Of course, the investment at Solid Power doesn't come for free, nor is it cheap. BMW will pay Solid Power $20 million through 2024 as part of the expanded Joint Development Agreement.

“BMW remains committed to the pursuit of all-solid-state batteries, a technology which we believe has significant potential for the future,” said Frank Weber, member of the Board of Management BMW AG, Development. “We look forward to working even more closely with Solid Power and adding the capability to produce solid-state cells based on Solid Power’s designs at our own pilot facility. We expect this agreement to accelerate the installation of our solid-state prototype line and our companies’ mutual goal of commercializing this promising cell technology.”

Solid-state batteries are not only significantly more energy-dense, but they're also safer. This is due to solid-state batteries using a solid material as an electrolyte as opposed to a liquid in lithium-ion batteries. A solid-state battery also uses lithium metal at the anode instead of carbon graphite. This is why BMW, just like a number of other electric vehicle (EV) manufacturers, is betting big on this next-generation battery tech.

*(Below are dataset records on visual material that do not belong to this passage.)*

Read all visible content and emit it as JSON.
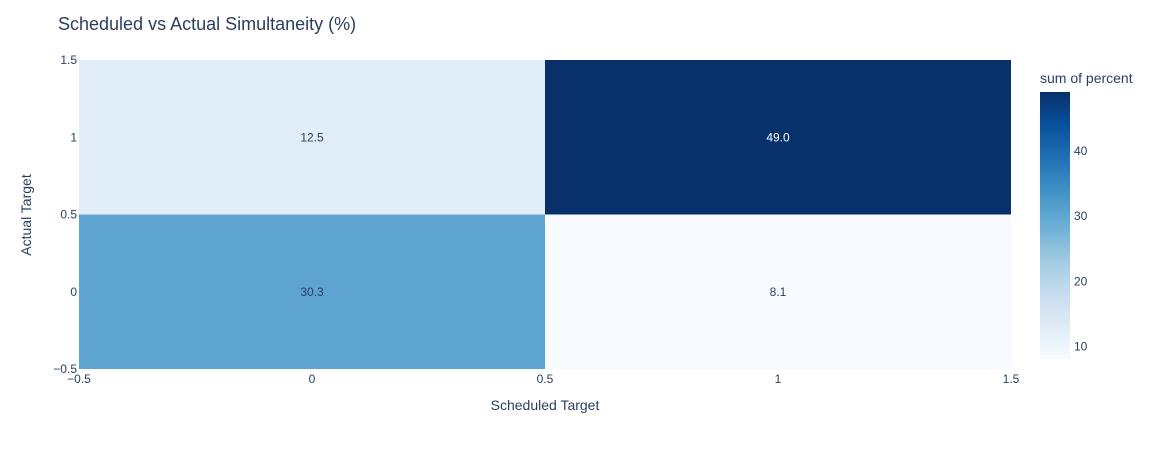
{
  "chart_data": {
    "type": "heatmap",
    "title": "Scheduled vs Actual Simultaneity (%)",
    "xlabel": "Scheduled Target",
    "ylabel": "Actual Target",
    "x": [
      0,
      1
    ],
    "y": [
      0,
      1
    ],
    "xlim": [
      -0.5,
      1.5
    ],
    "ylim": [
      -0.5,
      1.5
    ],
    "x_ticks": [
      "−0.5",
      "0",
      "0.5",
      "1",
      "1.5"
    ],
    "y_ticks": [
      "−0.5",
      "0",
      "0.5",
      "1",
      "1.5"
    ],
    "z": [
      [
        30.3,
        8.1
      ],
      [
        12.5,
        49.0
      ]
    ],
    "z_labels": [
      [
        "30.3",
        "8.1"
      ],
      [
        "12.5",
        "49.0"
      ]
    ],
    "colorscale_name": "Blues",
    "colorbar": {
      "title": "sum of percent",
      "range": [
        8.1,
        49.0
      ],
      "ticks": [
        10,
        20,
        30,
        40
      ]
    }
  }
}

“Expanding our relationship with BMW is further evidence that both companies believe Solid Power is on the right track with its technology development,” said David Jansen, interim CEO, president and chair of Solid Power. “I am encouraged by the progress our team continues to make toward achieving our company’s goals. Over the past several months, we began delivering 20 Ah cells to our partners, including BMW, for initial testing and commenced production of our initial EV cells. We look forward to bringing our electrolyte manufacturing facility online and commencing the formal automotive qualification process.”

Related: Purists Won't Like BMW's Latest Prediction About Electric Cars

Since the commercialization of solid-state batteries is most likely still a decade away, BMW is still refining and improving upon its EV tech with its upcoming Neue Klasse platform, which will feature the company's sixth-generation EV drivetrain and lithium-ion battery tech.